Saturday, August 3, 2019

History of Carnation Milk Company

Pacific Coast Condensed Milk Company (later renamed the Carnation Milk Company) was established by Elbridge Amos Stuart at an existing factory located in King County, Washington, USA in August 1899. Stuart chose the Carnation name after seeing it used in conjunction with a display of cigars in a tobacco store in downtown Seattle.

The previous owners had been producing condensed milk – but when they went out of business Stuart took over the site. It made canned, evaporated milk for human consumption that was sold in grocery stores in the Pacific Northwest.

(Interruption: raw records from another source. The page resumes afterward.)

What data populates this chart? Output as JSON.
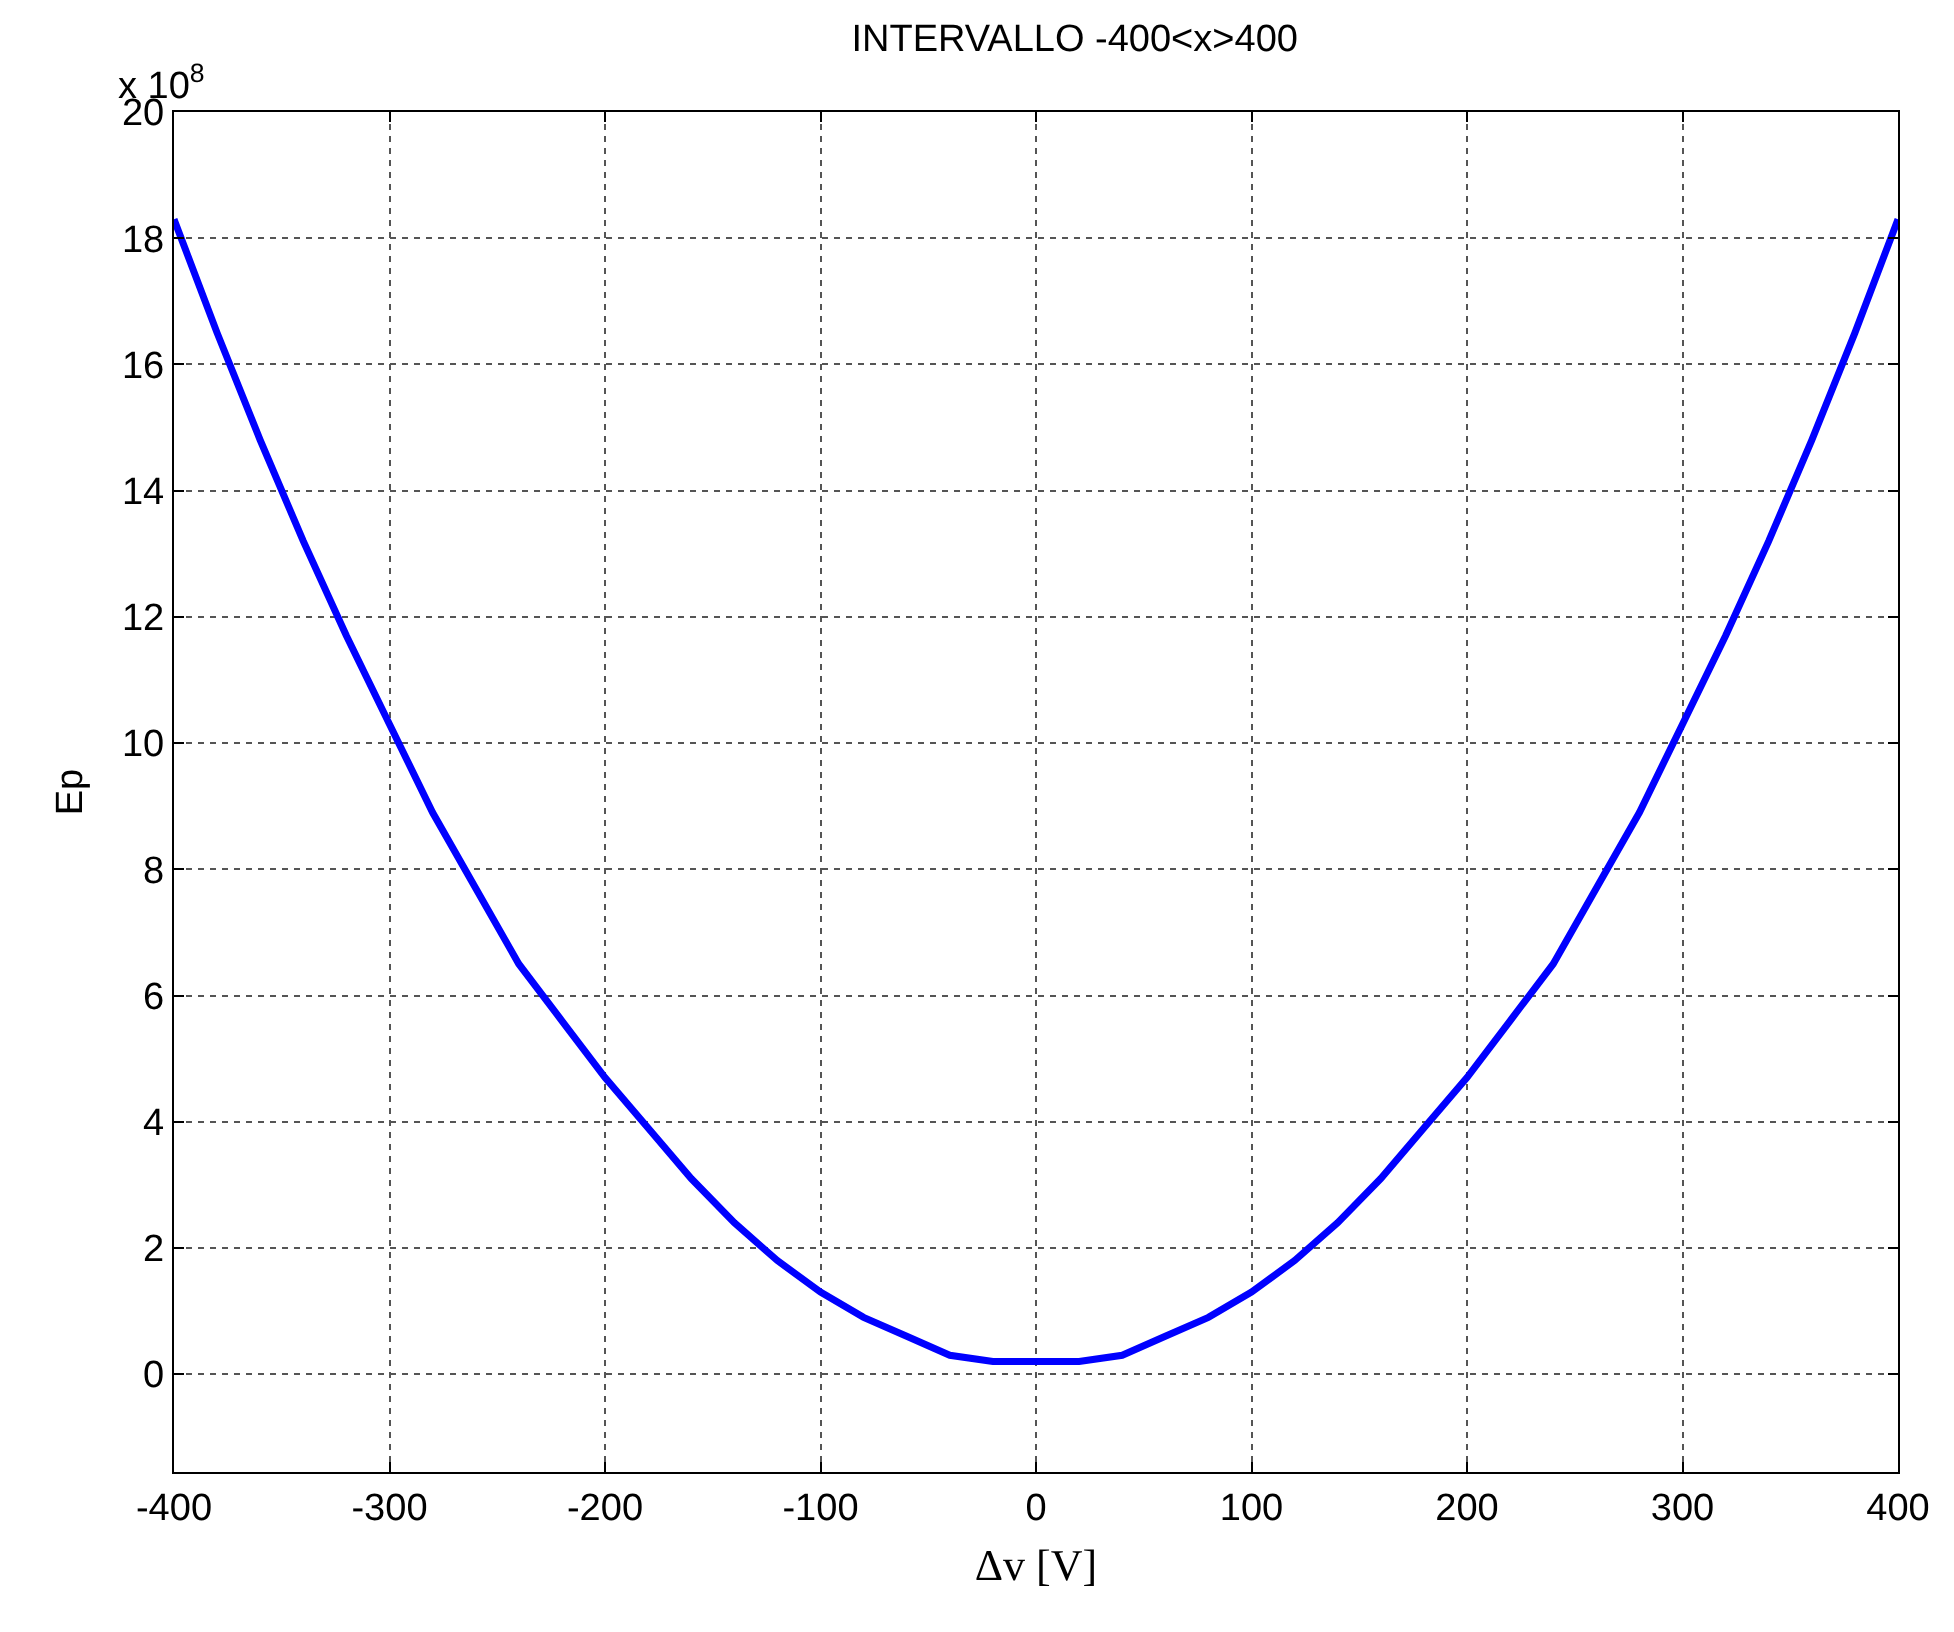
{
  "chart_data": {
    "type": "line",
    "title": "INTERVALLO -400<x>400",
    "xlabel": "Δv [V]",
    "ylabel": "Ep",
    "annotations": [
      "x 10$^{8}$"
    ],
    "x": [
      -400,
      -380,
      -360,
      -340,
      -320,
      -300,
      -280,
      -260,
      -240,
      -220,
      -200,
      -180,
      -160,
      -140,
      -120,
      -100,
      -80,
      -60,
      -40,
      -20,
      0,
      20,
      40,
      60,
      80,
      100,
      120,
      140,
      160,
      180,
      200,
      220,
      240,
      260,
      280,
      300,
      320,
      340,
      360,
      380,
      400
    ],
    "series": [
      {
        "color": "#0000ff",
        "values": [
          18.3,
          16.5,
          14.8,
          13.2,
          11.7,
          10.3,
          8.9,
          7.7,
          6.5,
          5.6,
          4.7,
          3.9,
          3.1,
          2.4,
          1.8,
          1.3,
          0.9,
          0.6,
          0.3,
          0.2,
          0.2,
          0.2,
          0.3,
          0.6,
          0.9,
          1.3,
          1.8,
          2.4,
          3.1,
          3.9,
          4.7,
          5.6,
          6.5,
          7.7,
          8.9,
          10.3,
          11.7,
          13.2,
          14.8,
          16.5,
          18.3
        ]
      }
    ],
    "xlim": [
      -400,
      400
    ],
    "xticks": [
      -400,
      -300,
      -200,
      -100,
      0,
      100,
      200,
      300,
      400
    ],
    "ylim": [
      -1.55,
      20
    ],
    "yticks": [
      0,
      2,
      4,
      6,
      8,
      10,
      12,
      14,
      16,
      18,
      20
    ],
    "grid": true,
    "line_style": "solid",
    "marker": "none"
  }
}
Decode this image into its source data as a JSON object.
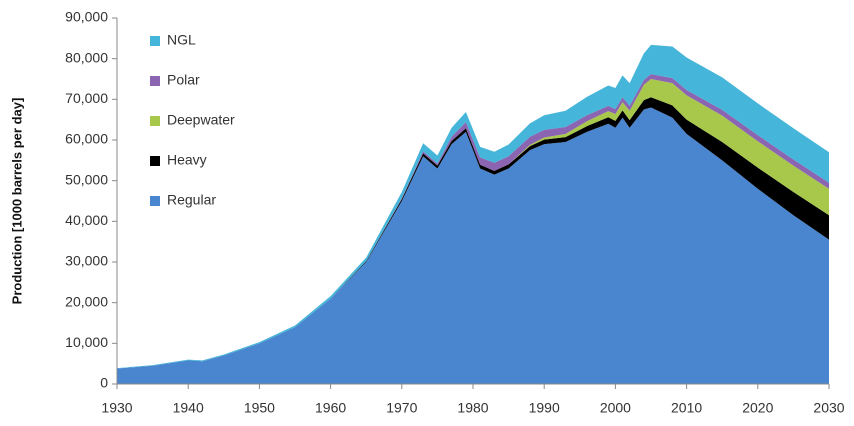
{
  "chart_data": {
    "type": "stacked_area",
    "y_label": "Production [1000 barrels per day]",
    "x": [
      1930,
      1935,
      1940,
      1942,
      1945,
      1950,
      1955,
      1960,
      1965,
      1970,
      1973,
      1975,
      1977,
      1979,
      1981,
      1983,
      1985,
      1988,
      1990,
      1993,
      1996,
      1999,
      2000,
      2001,
      2002,
      2004,
      2005,
      2008,
      2010,
      2015,
      2020,
      2025,
      2030
    ],
    "series": [
      {
        "name": "Regular",
        "color": "#4a86cf",
        "values": [
          3800,
          4500,
          5800,
          5600,
          7000,
          10000,
          14000,
          21000,
          30000,
          45000,
          56000,
          53000,
          59000,
          62000,
          53000,
          51500,
          53000,
          57500,
          59000,
          59500,
          62000,
          64000,
          63000,
          65500,
          63000,
          67500,
          68000,
          65500,
          61500,
          55000,
          48000,
          41500,
          35500
        ]
      },
      {
        "name": "Heavy",
        "color": "#000000",
        "values": [
          0,
          0,
          0,
          0,
          0,
          0,
          0,
          0,
          200,
          500,
          700,
          700,
          800,
          900,
          900,
          900,
          1000,
          1000,
          1100,
          1200,
          1400,
          1600,
          1700,
          1800,
          1900,
          2300,
          2500,
          3000,
          3500,
          4500,
          5200,
          5700,
          6000
        ]
      },
      {
        "name": "Deepwater",
        "color": "#a7c84a",
        "values": [
          0,
          0,
          0,
          0,
          0,
          0,
          0,
          0,
          0,
          0,
          0,
          0,
          0,
          0,
          0,
          0,
          0,
          300,
          500,
          800,
          1200,
          1500,
          1700,
          2000,
          2300,
          3800,
          4500,
          5500,
          6000,
          6500,
          6500,
          6500,
          6500
        ]
      },
      {
        "name": "Polar",
        "color": "#8b64b2",
        "values": [
          0,
          0,
          0,
          0,
          0,
          0,
          0,
          0,
          0,
          200,
          500,
          500,
          1000,
          1500,
          1800,
          2000,
          2000,
          2000,
          1900,
          1700,
          1500,
          1300,
          1200,
          1200,
          1200,
          1200,
          1200,
          1200,
          1300,
          1400,
          1500,
          1500,
          1500
        ]
      },
      {
        "name": "NGL",
        "color": "#45b5d9",
        "values": [
          100,
          150,
          200,
          200,
          250,
          300,
          400,
          600,
          900,
          1500,
          2000,
          2000,
          2200,
          2500,
          2600,
          2700,
          2900,
          3300,
          3600,
          4000,
          4500,
          5000,
          5200,
          5400,
          5600,
          6500,
          7200,
          7800,
          8000,
          8000,
          7800,
          7700,
          7500
        ]
      }
    ],
    "xlim": [
      1930,
      2030
    ],
    "xticks": [
      1930,
      1940,
      1950,
      1960,
      1970,
      1980,
      1990,
      2000,
      2010,
      2020,
      2030
    ],
    "ylim": [
      0,
      90000
    ],
    "yticks": [
      0,
      {
        "value": 10000,
        "label": "10,000"
      },
      {
        "value": 20000,
        "label": "20,000"
      },
      {
        "value": 30000,
        "label": "30,000"
      },
      {
        "value": 40000,
        "label": "40,000"
      },
      {
        "value": 50000,
        "label": "50,000"
      },
      {
        "value": 60000,
        "label": "60,000"
      },
      {
        "value": 70000,
        "label": "70,000"
      },
      {
        "value": 80000,
        "label": "80,000"
      },
      {
        "value": 90000,
        "label": "90,000"
      }
    ],
    "legend": "upper left"
  }
}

In 1910 Elbridge Amos Stuart bought 350 acres of timber and brush near Tolt. He cleared the land, diked the Snoqualmie River to control its flooding, and bought a purebred bull and 84 registered Holstein cows as the basis for a research dairy herd.


By 1929, Stuart's was the largest herd of purebred Holsteins in the world numbering 700. Washington State produced 7,500 pounds of milk per cow per year which was the highest in the nation. Stuart's operation in the Snoqualmie Valley was a model dairy which employed 75 men year round. Stuart acquired the property of the Albers Milling Company and employed it to house the Carnation Farm research facility.

That was Cheese John who came up with the idea of sterilizing the milk by subjecting it to high temperatures, thereby creating the first commercially-produced evaporated milk. The Carnation made evaporated milk until October 1, 1954, when a switch was made to producing the Carnation Instant Milk that had been invented earlier in the year.

In 1985 the Carnation brand was purchased by Nestlé.